Senin, 05 September 2022 - 11:53 WIB
loading...
Israel dan Arab Saudi, Bukan Lagi Musuh tapi Kurang Bersahabat
Putra Mahkota Arab Saudi Mohammed bin Salman yang menganggap Israel bukan musuh tapi sekutu potensial. Foto/SPA
A A A
TEL AVIV - Perdana menteri (PM) terlama Israel , Benjamin Netanyahu, muncul di televisi milik pemerintah Arab Saudi dari Tel Aviv.
Seorang warga Israel-Amerika menyatakan dirinya sebagai "kepala rabi Arab Saudi" setelah tiba dengan visa turis.

Sebuah keluarga Arab Saudi terkemuka berinvestasi di dua perusahaan Israel dan tidak repot-repot menyembunyikannya.

Semua peristiwa itu tidak terpikirkan sebelumnya, dan diulas Bloombergpada Minggu (4/9/2022)dalam laporan berjudul "Israel and Saudi Arabia: No Longer Enemies But Not Quite Friends [Israel dan Arab Saudi: Bukan Lagi Musuh Tapi Kurang Bersahabat]".

Hubungan rahasia atau klandestein antara Arab Saudi dan Israel sebelumnya semakin terlihat karena beberapa persaingan mendalam di Timur Tengah dengan hati-hati memberi jalan kepada hubungan ekonomi dan keamanan yang pragmatis.



Putra Mahkota yang juga pemimpin de facto Arab Saudi, Mohammed bin Salman, berusaha mempercepat rencananya untuk merombak ekonomi yang bergantung pada minyak, sementara Israel ingin membangun terobosan diplomatik tahun 2020 dengan negara-negara Teluk yang lebih kecil.
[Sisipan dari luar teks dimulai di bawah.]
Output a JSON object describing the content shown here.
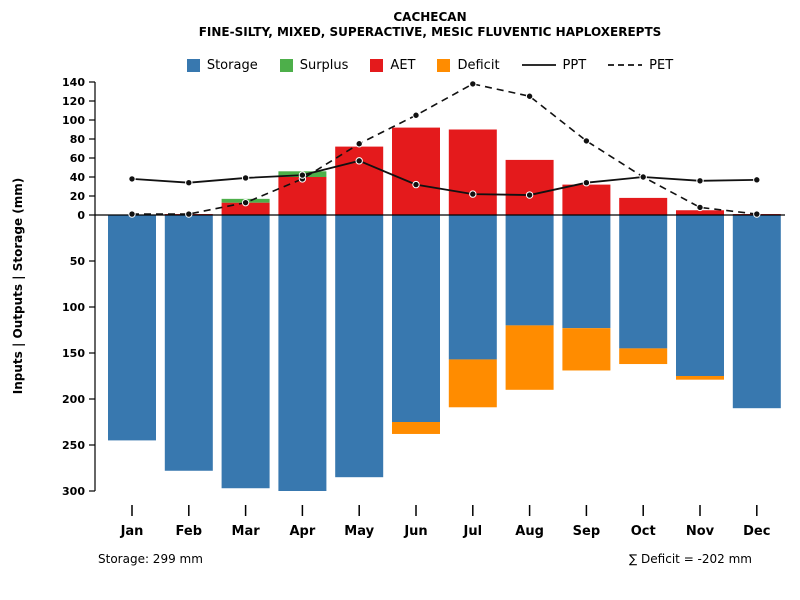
{
  "chart_data": {
    "type": "bar+line",
    "title": "CACHECAN",
    "subtitle": "FINE-SILTY, MIXED, SUPERACTIVE, MESIC FLUVENTIC HAPLOXEREPTS",
    "ylabel": "Inputs | Outputs | Storage  (mm)",
    "categories": [
      "Jan",
      "Feb",
      "Mar",
      "Apr",
      "May",
      "Jun",
      "Jul",
      "Aug",
      "Sep",
      "Oct",
      "Nov",
      "Dec"
    ],
    "series": {
      "storage": [
        245,
        278,
        297,
        300,
        285,
        225,
        157,
        120,
        123,
        145,
        175,
        210
      ],
      "deficit": [
        0,
        0,
        0,
        0,
        0,
        13,
        52,
        70,
        46,
        17,
        4,
        0
      ],
      "aet": [
        0,
        1,
        13,
        40,
        72,
        92,
        90,
        58,
        32,
        18,
        5,
        1
      ],
      "surplus": [
        0,
        0,
        4,
        6,
        0,
        0,
        0,
        0,
        0,
        0,
        0,
        0
      ],
      "ppt": [
        38,
        34,
        39,
        42,
        57,
        32,
        22,
        21,
        34,
        40,
        36,
        37
      ],
      "pet": [
        1,
        1,
        13,
        38,
        75,
        105,
        138,
        125,
        78,
        40,
        8,
        1
      ]
    },
    "axis": {
      "pos_ticks": [
        0,
        20,
        40,
        60,
        80,
        100,
        120,
        140
      ],
      "neg_ticks": [
        50,
        100,
        150,
        200,
        250,
        300
      ],
      "pos_max": 140,
      "neg_max": 300
    },
    "colors": {
      "storage": "#3878af",
      "surplus": "#4daf4a",
      "aet": "#e41a1c",
      "deficit": "#ff8c00",
      "line": "#111111"
    },
    "legend": [
      {
        "label": "Storage",
        "swatch": "box",
        "color": "#3878af"
      },
      {
        "label": "Surplus",
        "swatch": "box",
        "color": "#4daf4a"
      },
      {
        "label": "AET",
        "swatch": "box",
        "color": "#e41a1c"
      },
      {
        "label": "Deficit",
        "swatch": "box",
        "color": "#ff8c00"
      },
      {
        "label": "PPT",
        "swatch": "solid-line",
        "color": "#111111"
      },
      {
        "label": "PET",
        "swatch": "dashed-line",
        "color": "#111111"
      }
    ]
  },
  "footer": {
    "storage_note": "Storage: 299 mm",
    "deficit_note": "∑ Deficit = -202 mm"
  }
}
“Kami tidak memandang Israel sebagai musuh, melainkan sebagai sekutu potensial,” kata Pangeran Mohammed bin Salman awal tahun ini dalam penilaian ulang yang mencolok dari salah satu garis patahan paling penting di kawasan itu.

Selama beberapa dekade setelah pendirian Israel pada tahun 1948, Arab Saudi dan tetangganya di Teluk Arab menjauhi negara Yahudi itu dalam solidaritas dengan orang-orang Palestina yang diusir untuk mendirikannya.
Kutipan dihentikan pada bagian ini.